Right. Hence my concern about the lack of helpful advice other than “accept yourself”[1]: Neophyte engineers lacking guardrails and local mentors should fall back to what they learned in school: experiment, use your books, and ask questions from the community. Mentors can be found outside the immediate workplace, after all.

And when it comes to taking production risks, measure twice and cut once, just like a good carpenter.

[1] Of course you should accept yourself. But that alone won’t advance the profession or one’s career.


> measure twice and cut once

Being able to do that is a luxury that many do not enjoy in nose-to-the-grindstone workplaces. You make an estimate (or someone makes it for you), then you gotta deliver mentor or no mentor, and whether you know the finer points of database design/care-and-feeding or not.

There's something good to be said for taking action. Rachelbythebay did just fine. No one died, the company didn't suffer, it was just a problem, it got corrected later. Big whoop.


But it's also about constantly asking yourself "how can this be done better? What do I not know that could improve it?"

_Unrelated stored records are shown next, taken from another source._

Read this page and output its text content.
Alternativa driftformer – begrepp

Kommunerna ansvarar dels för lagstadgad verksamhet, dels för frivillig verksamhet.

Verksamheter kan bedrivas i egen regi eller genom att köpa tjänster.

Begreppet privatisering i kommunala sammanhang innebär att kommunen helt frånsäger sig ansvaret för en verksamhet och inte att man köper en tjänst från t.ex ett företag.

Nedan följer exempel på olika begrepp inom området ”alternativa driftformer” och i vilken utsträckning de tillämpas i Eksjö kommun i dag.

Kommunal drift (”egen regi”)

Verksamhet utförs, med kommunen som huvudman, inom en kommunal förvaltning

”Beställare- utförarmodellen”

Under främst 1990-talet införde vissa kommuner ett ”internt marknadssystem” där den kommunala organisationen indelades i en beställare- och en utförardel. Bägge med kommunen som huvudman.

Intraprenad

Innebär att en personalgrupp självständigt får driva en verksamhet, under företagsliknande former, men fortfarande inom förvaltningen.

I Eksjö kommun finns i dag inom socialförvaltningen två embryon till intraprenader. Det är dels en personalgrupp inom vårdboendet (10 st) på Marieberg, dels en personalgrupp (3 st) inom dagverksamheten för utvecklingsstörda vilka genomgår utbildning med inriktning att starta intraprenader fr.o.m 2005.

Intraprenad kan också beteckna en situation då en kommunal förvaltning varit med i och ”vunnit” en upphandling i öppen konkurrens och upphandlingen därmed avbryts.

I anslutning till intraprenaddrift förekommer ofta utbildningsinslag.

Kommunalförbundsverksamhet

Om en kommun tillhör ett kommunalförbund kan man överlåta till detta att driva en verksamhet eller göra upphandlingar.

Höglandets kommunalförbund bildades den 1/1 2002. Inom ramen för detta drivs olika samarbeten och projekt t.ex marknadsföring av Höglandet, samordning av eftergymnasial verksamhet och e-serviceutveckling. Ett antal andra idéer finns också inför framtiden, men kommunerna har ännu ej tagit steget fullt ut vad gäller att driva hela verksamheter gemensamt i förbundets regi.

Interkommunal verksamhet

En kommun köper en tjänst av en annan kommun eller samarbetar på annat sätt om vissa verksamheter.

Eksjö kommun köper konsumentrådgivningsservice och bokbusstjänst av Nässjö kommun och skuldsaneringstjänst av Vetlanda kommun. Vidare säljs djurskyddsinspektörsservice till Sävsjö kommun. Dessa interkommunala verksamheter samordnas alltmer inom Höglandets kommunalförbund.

I learned probably 80% of what I know about DB optimization from reading the Percona blog and S.O. The other 20% came from splashing around and making mistakes, and testing tons of different things with EXPLAIN. That's basically learning in a vacuum.


I couldn't disagree more with this comment. No amount of getting your hands dirty and making mistakes teaches you how to learn from your mistakes, nor changes the impact of the mistakes. You also progress much faster by learning from other peoples' mistakes, this is why written language is so powerful.

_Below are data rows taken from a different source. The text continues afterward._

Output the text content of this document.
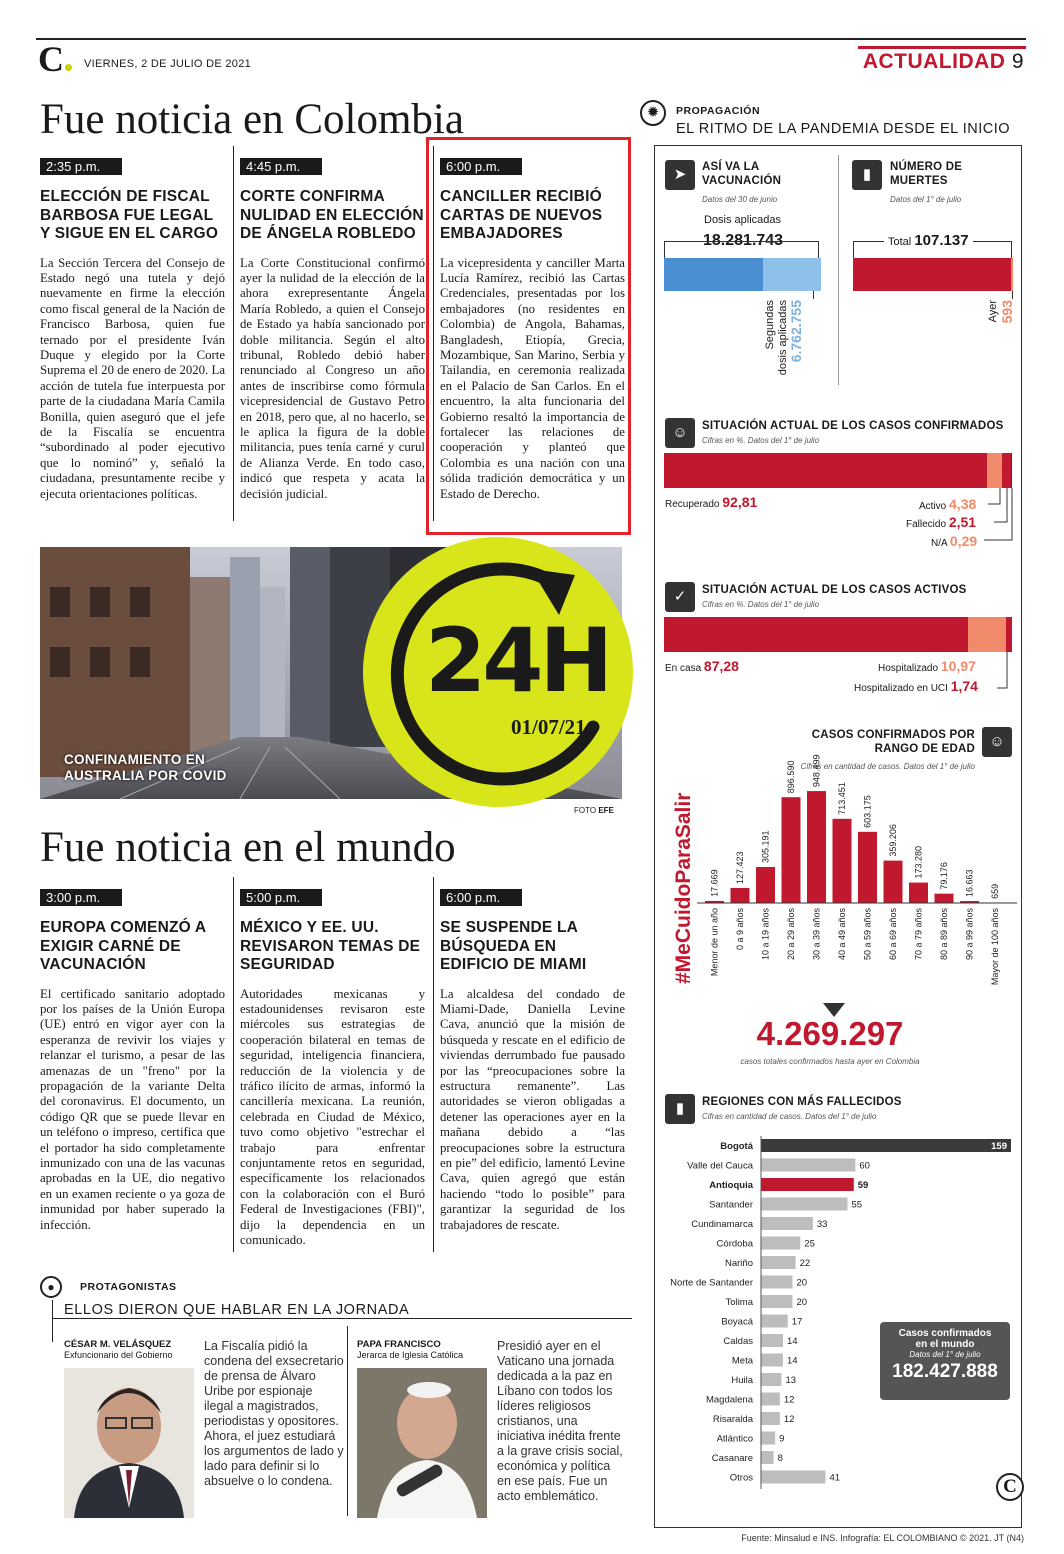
C	VIERNES, 2 DE JULIO DE 2021	ACTUALIDAD 9
Fue noticia en Colombia
2:35 p.m.
ELECCIÓN DE FISCAL BARBOSA FUE LEGAL Y SIGUE EN EL CARGO
La Sección Tercera del Consejo de Estado negó una tutela y dejó nuevamente en firme la elección como fiscal general de la Nación de Francisco Barbosa, quien fue ternado por el presidente Iván Duque y elegido por la Corte Suprema el 20 de enero de 2020. La acción de tutela fue interpuesta por parte de la ciudadana María Camila Bonilla, quien aseguró que el jefe de la Fiscalía se encuentra “subordinado al poder ejecutivo que lo nominó” y, señaló la ciudadana, presuntamente recibe y ejecuta orientaciones políticas.
4:45 p.m.
CORTE CONFIRMA NULIDAD EN ELECCIÓN DE ÁNGELA ROBLEDO
La Corte Constitucional confirmó ayer la nulidad de la elección de la ahora exrepresentante Ángela María Robledo, a quien el Consejo de Estado ya había sancionado por doble militancia. Según el alto tribunal, Robledo debió haber renunciado al Congreso un año antes de inscribirse como fórmula vicepresidencial de Gustavo Petro en 2018, pero que, al no hacerlo, se le aplica la figura de la doble militancia, pues tenía carné y curul de Alianza Verde. En todo caso, indicó que respeta y acata la decisión judicial.
6:00 p.m.
CANCILLER RECIBIÓ CARTAS DE NUEVOS EMBAJADORES
La vicepresidenta y canciller Marta Lucía Ramírez, recibió las Cartas Credenciales, presentadas por los embajadores (no residentes en Colombia) de Angola, Bahamas, Bangladesh, Etiopía, Grecia, Mozambique, San Marino, Serbia y Tailandia, en ceremonia realizada en el Palacio de San Carlos. En el encuentro, la alta funcionaria del Gobierno resaltó la importancia de fortalecer las relaciones de cooperación y planteó que Colombia es una nación con una sólida tradición democrática y un Estado de Derecho.
CONFINAMIENTO EN
AUSTRALIA POR COVID
24H
01/07/21
FOTO EFE
Fue noticia en el mundo
3:00 p.m.
EUROPA COMENZÓ A EXIGIR CARNÉ DE VACUNACIÓN
El certificado sanitario adoptado por los países de la Unión Europa (UE) entró en vigor ayer con la esperanza de revivir los viajes y relanzar el turismo, a pesar de las amenazas de un "freno" por la propagación de la variante Delta del coronavirus. El documento, un código QR que se puede llevar en un teléfono o impreso, certifica que el portador ha sido completamente inmunizado con una de las vacunas aprobadas en la UE, dio negativo en un examen reciente o ya goza de inmunidad por haber superado la infección.
5:00 p.m.
MÉXICO Y EE. UU. REVISARON TEMAS DE SEGURIDAD
Autoridades mexicanas y estadounidenses revisaron este miércoles sus estrategias de cooperación bilateral en temas de seguridad, inteligencia financiera, reducción de la violencia y de tráfico ilícito de armas, informó la cancillería mexicana. La reunión, celebrada en Ciudad de México, tuvo como objetivo "estrechar el trabajo para enfrentar conjuntamente retos en seguridad, específicamente los relacionados con la colaboración con el Buró Federal de Investigaciones (FBI)", dijo la dependencia en un comunicado.
6:00 p.m.
SE SUSPENDE LA BÚSQUEDA EN EDIFICIO DE MIAMI
La alcaldesa del condado de Miami-Dade, Daniella Levine Cava, anunció que la misión de búsqueda y rescate en el edificio de viviendas derrumbado fue pausado por las “preocupaciones sobre la estructura remanente”. Las autoridades se vieron obligadas a detener las operaciones ayer en la mañana debido a “las preocupaciones sobre la estructura en pie” del edificio, lamentó Levine Cava, quien agregó que están haciendo “todo lo posible” para garantizar la seguridad de los trabajadores de rescate.
●	PROTAGONISTAS
ELLOS DIERON QUE HABLAR EN LA JORNADA
CÉSAR M. VELÁSQUEZ
Exfuncionario del Gobierno
La Fiscalía pidió la condena del exsecretario de prensa de Álvaro Uribe por espionaje ilegal a magistrados, periodistas y opositores. Ahora, el juez estudiará los argumentos de lado y lado para definir si lo absuelve o lo condena.
PAPA FRANCISCO
Jerarca de Iglesia Católica
Presidió ayer en el Vaticano una jornada dedicada a la paz en Líbano con todos los líderes religiosos cristianos, una iniciativa inédita frente a la grave crisis social, económica y política en ese país. Fue un acto emblemático.
✹	PROPAGACIÓN
EL RITMO DE LA PANDEMIA DESDE EL INICIO
➤	ASÍ VA LA VACUNACIÓN
Datos del 30 de junio
Dosis aplicadas
18.281.743
Segundas dosis aplicadas 6.762.755
▮	NÚMERO DE MUERTES
Datos del 1° de julio
Total 107.137
Ayer 593
☺	SITUACIÓN ACTUAL DE LOS CASOS CONFIRMADOS
Cifras en %. Datos del 1° de julio
Recuperado 92,81	Activo 4,38
Fallecido 2,51
N/A 0,29
✓	SITUACIÓN ACTUAL DE LOS CASOS ACTIVOS
Cifras en %. Datos del 1° de julio
En casa 87,28	Hospitalizado 10,97
Hospitalizado en UCI 1,74
#MeCuidoParaSalir
CASOS CONFIRMADOS POR RANGO DE EDAD
Cifras en cantidad de casos. Datos del 1° de julio
☺
17.669
Menor de un año
127.423
0 a 9 años
305.191
10 a 19 años
896.590
20 a 29 años
948.499
30 a 39 años
713.451
40 a 49 años
603.175
50 a 59 años
359.206
60 a 69 años
173.280
70 a 79 años
79.176
80 a 89 años
16.663
90 a 99 años
659
Mayor de 100 años
4.269.297
casos totales confirmados hasta ayer en Colombia
▮	REGIONES CON MÁS FALLECIDOS
Cifras en cantidad de casos. Datos del 1° de julio
Bogotá	159
Valle del Cauca	60
Antioquia	59
Santander	55
Cundinamarca	33
Córdoba	25
Nariño	22
Norte de Santander	20
Tolima	20
Boyacá	17
Caldas	14
Meta	14
Huila	13
Magdalena	12
Risaralda	12
Atlántico	9
Casanare	8
Otros	41
Casos confirmados
en el mundo
Datos del 1° de julio
182.427.888
C
Fuente: Minsalud e INS. Infografía: EL COLOMBIANO © 2021. JT (N4)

Honestly, I think your comment is okay minus the fact that you're trying to highlight such hard disagreement with a sentiment that people should read the fucking manual. Really, you couldn't disagree MORE?

There is definitely value in RTFM. There are cases where making mistakes in production is not acceptable, and progressing by "making mistakes" is a mistake on its own. I don't think the case in this article sounds like one of those, but they do exist (e.g. financial systems (think about people losing money on crypto exchanges), healthcare, or, say, sending rockets into space). In many cases, making mistakes is fine in test systems, but completely, absolutely, catastrophically unacceptable in production. Although, I refuse to blame the junior engineer for such mistakes, I blame management that "sent a boy to do a man's job" (apologies for a dated idiom here).

(As an aside, overall, I disagree with many of the comments here nitpicking the way the author solved the problem, calling her "clueless", etc. I really don't care about that level of detail, and while I agree the solution does not seem ideal, it worked for them better than the previous solution.)


> No amount of getting your hands dirty and making mistakes teaches you how to learn from your mistakes...

Categorically wrong.

Mistakes, failure, and trial and error are very much a part of developing skills. If you're not making mistakes, you're also not taking enough risks and thus missing out on opportunities for growth.


Yes, mistakes are required to learn from them, but making mistakes does not imply that a person will learn from their mistakes.


You can't really search a problem if you don't suspect its existence. At this point you might feel you have everything you need to start the implementation, how do you guess?